After making television films and Poor Cow (1967), Loach made Kes (1969), the story of Billy Casper (David Bradley), a smart but wayward schoolboy who lives near Barnsley with his mother and older brother and who, despite a quick mind and tongue, has a reputation as a rogue. Kes marked a new maturity and stillness in Loach’s work, which doesn’t mean it’s without energy or humour – it has both in spades.
Loach found fitting partners in cinematographer Chris Menges – who translated Loach’s eye and ear for documentary-style realism into a quiet form of observation, using natural light – and writer Barry Hines, whose novel A Kestrel for Knave the script was adapted from and whose compassion and knack for everyday dialogue runs through the film.

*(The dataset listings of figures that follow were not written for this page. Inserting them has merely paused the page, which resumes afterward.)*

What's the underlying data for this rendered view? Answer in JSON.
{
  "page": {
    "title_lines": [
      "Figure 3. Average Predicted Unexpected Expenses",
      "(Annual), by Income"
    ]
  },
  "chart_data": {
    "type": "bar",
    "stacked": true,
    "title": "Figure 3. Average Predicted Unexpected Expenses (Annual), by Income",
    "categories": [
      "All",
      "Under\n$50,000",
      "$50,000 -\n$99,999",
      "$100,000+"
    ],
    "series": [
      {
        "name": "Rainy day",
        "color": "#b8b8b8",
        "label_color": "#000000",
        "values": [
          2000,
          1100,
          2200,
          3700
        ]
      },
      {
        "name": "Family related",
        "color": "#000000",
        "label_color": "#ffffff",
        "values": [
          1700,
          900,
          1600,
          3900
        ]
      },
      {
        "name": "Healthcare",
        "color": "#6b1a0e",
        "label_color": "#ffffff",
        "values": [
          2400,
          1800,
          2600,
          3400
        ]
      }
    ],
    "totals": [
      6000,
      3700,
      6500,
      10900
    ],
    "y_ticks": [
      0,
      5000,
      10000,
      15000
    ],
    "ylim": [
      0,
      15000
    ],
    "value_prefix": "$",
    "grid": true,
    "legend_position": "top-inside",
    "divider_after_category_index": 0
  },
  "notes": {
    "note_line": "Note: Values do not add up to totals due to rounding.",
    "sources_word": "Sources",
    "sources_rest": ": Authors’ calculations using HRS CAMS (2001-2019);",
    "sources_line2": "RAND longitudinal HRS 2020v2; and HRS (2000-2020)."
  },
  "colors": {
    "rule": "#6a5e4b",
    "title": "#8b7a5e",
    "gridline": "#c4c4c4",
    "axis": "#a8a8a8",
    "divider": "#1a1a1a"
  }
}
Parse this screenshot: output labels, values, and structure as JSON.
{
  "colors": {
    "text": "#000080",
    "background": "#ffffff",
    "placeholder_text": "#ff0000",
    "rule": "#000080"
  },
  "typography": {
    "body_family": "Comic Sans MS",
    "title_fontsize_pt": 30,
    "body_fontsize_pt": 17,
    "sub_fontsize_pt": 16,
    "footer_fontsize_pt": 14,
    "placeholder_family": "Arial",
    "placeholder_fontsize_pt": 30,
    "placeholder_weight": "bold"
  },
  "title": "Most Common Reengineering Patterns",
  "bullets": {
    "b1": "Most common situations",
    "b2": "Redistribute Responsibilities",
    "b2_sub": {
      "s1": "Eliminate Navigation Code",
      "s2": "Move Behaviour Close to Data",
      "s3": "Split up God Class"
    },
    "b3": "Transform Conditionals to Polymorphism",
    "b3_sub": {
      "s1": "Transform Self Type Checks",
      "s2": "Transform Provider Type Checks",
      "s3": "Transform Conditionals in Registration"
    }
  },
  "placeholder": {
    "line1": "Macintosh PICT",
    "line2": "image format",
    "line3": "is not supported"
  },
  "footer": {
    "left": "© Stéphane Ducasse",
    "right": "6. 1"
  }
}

The ideas in Kes on the role of both teachers and parents emerge naturally and gently from vital, believable portrayals. It’s a bird, of course, that gives the film its name and the scenes with Billy and his falcon are undoubtedly special and tender. But in the end, Kes is one of the most astute, engaged films about education and what it takes for kids to be excited about learning or passionate about anything, really, whether in the classroom or roaming the fields with a feathered friend.